China Merchants Energy Shipping (CMES), the Shanghai-listed shipping giant and daughter company of China Merchants Heavy Industry (CMHI), has ordered an MAN B&W 7G80ME-LGIM (-Liquid Gas Injection Methanol) main engine in connection with the construction of a VLCC (Very Large Crude Carrier). The first such dual-fuel methanol order for the ship type, Dalian Shipbuilding Industry Co (DSIC) will construct the vessel with delivery due by April 2026.
MAN Energy Solutions developed the ME-LGIM (-Liquid Gas Injection Methanol) dual-fuel engine for operation on methanol, as well as conventional fuel. The engine is based on the company’s proven ME-series, with its approximately 8,500 engines in service, and works according to the Diesel principle. When operating on green methanol, the engine offers carbon-neutral propulsion for large merchant-marine vessels. Currently more than 150 ME-LGIM engines are on order or in service, more than 70 of which are G95ME-LGIM Mk 10.5 variants.

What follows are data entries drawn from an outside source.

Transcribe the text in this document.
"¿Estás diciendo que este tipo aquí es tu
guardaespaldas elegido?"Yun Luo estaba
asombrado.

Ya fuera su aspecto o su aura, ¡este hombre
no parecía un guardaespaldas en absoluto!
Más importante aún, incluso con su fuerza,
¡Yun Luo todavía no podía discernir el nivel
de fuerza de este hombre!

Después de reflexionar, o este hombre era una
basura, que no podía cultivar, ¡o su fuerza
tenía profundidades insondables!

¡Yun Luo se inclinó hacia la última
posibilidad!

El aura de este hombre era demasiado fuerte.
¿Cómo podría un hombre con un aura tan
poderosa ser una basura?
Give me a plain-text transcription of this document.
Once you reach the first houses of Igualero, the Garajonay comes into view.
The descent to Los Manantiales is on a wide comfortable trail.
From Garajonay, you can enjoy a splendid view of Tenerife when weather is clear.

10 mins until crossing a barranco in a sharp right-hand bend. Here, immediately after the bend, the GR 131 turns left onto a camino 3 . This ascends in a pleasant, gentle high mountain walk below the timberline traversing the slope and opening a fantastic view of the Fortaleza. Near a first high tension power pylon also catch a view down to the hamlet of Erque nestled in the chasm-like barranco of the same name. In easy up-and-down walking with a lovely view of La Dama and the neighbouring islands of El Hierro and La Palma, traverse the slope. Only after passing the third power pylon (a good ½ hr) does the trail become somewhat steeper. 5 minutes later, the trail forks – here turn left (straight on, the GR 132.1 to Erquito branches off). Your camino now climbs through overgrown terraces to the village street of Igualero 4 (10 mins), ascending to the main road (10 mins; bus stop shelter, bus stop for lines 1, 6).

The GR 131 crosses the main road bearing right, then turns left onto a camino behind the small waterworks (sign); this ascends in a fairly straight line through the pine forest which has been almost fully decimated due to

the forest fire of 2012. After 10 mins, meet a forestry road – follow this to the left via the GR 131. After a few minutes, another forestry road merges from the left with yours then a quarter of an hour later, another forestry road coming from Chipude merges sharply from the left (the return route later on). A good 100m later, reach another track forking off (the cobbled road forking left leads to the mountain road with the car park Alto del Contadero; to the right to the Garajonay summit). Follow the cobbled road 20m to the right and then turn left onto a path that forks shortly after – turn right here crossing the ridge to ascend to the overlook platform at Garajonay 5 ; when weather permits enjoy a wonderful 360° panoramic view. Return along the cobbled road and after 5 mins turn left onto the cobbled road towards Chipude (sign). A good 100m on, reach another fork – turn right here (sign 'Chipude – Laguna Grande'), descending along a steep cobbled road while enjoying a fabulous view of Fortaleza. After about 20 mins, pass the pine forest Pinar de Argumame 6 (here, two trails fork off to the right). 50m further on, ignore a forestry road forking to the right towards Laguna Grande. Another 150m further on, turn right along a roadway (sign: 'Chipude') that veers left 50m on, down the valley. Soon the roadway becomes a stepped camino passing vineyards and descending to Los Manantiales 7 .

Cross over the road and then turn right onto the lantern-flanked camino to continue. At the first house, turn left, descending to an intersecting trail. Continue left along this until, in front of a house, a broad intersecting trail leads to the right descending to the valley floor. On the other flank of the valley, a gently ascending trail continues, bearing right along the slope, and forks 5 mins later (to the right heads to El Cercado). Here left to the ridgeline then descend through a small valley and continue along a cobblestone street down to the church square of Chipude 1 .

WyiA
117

CSE (China Shipbuilding Industry Corporation Diesel Engine Co., Ltd.) will build the engine, which will come accompanied by MAN Energy Solutions’ proprietary EGR (Exhaust Gas Recirculation) emissions system.
The new order follows on the heels of CMES’s recent order for six small-bore, seven-cylinder 21/31DF-M, methanol-burning GenSets in connection with the construction of 2 × 9,300 ceu (car equivalent units) PCTCs, which itself followed an order for two MAN B&W ME-LGIM main engines for the same vessels.
Bjarne Foldager, Head of Two-Stroke Business, MAN Energy Solutions, said: “This is a unique project that represents the first such methanol-burning engine within this particular marine segment and which comes from a major VLCC fleet owner. Taking this, and its recent dual-fuel business with us into account, CMES is definitively a first mover to methanol, which we expect will figure prominently as a future fuel across all vessel segments.”
Thomas S. Hansen, Head of Promotion and Customer Support, MAN Energy Solutions, said: “Switching to low-carbon fuel is the most effective way to decarbonise the existing maritime fleet and we are currently experiencing an increased interest in methanol-powered engines. In tune with this, we recently expanded our methanol portfolio such that its power range now covers all large merchant-marine vessel applications, including VLCCs. The over 150 ME-LGIM engines ordered and more than 450,000 running hours on methanol already recorded at sea show how capable our concept is.”